Brownish - greenish stuff, casserole types, mixed together types meats, particularly beef, but also some ground turkey dishes, chop suey dishes with beef and brown sauce, pasta dishes, rice dishes, fish, unless finely chopped, most legume dishes, ham, unless finely chopped....these were not a few of mom's favorite things!
It was a frustrating first year trying to find meals that she could or would eat. They had to have the right texture for her to chew. She practically liquified everything she ate! It would take her at least 2 hours to eat a meal. I'd tell her that her first bite would be digested before she got to her second bite!
Her meals had to have some visual appeal, colors were important. Taste and smell did not matter, she hadn't been able to do either for years. It was all about texture and color. She may have some sensation towards spices, as well as salt and sugar, but you can't give an elderly person spicy food, it will make them cough or choke.
I had spent hours trying to come up with simple meals for mom, that she could chew and that would be nutritious and colorful. I searched books and websites for recipes, created a few of my own as well.
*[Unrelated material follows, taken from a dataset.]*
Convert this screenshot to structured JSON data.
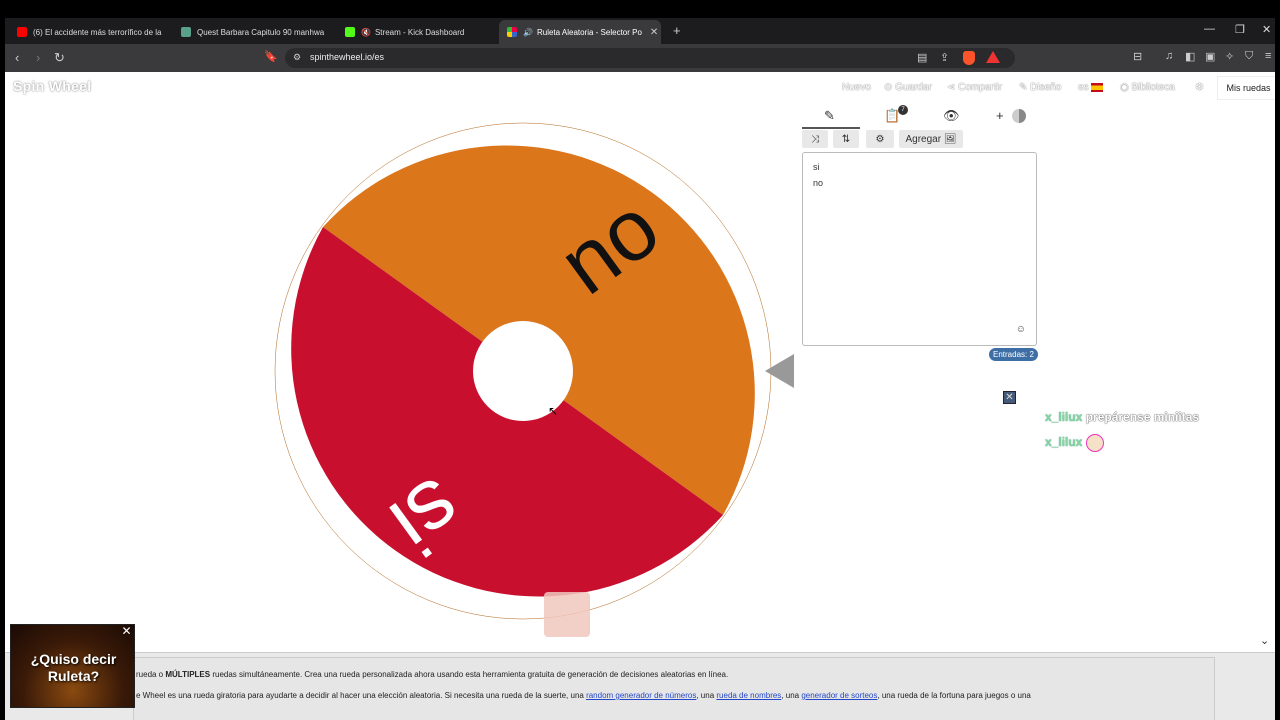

Nothing ever fit all the 'rules' but I did the best I could to feed her well.
I got to the place where instead of always trying to find different meals, that I would list the foods she could eat and make menus consisting of these foods, keeping things as simple as I could, yet still giving her good food.
I had tried asking a few 'famous' people who I thought could assist with my quest for recipes for mom, never any response. It really came down to this, I had all the knowledge I needed as to what to cook and how to cook it for mom, I was trying to make it harder then it really was!
Dogtrail.....most of the time when mom was up, she would sit on the couch. I would put an extra cushion under the spot where she sits, elevating her would make it easier for her to get up and down. Problem with this was that she would get an attitude and decide to get up and take off without her walker, holding onto furniture as she made her way to wherever she was headed. Her walker was usually close by, which would get her fired up and start charging for it, well ok, moving towards it in a slowly brisk manner! That was not a safe thing for her to do, so we would have to put her walker out of touch and out of visual range to keep her safe from herself!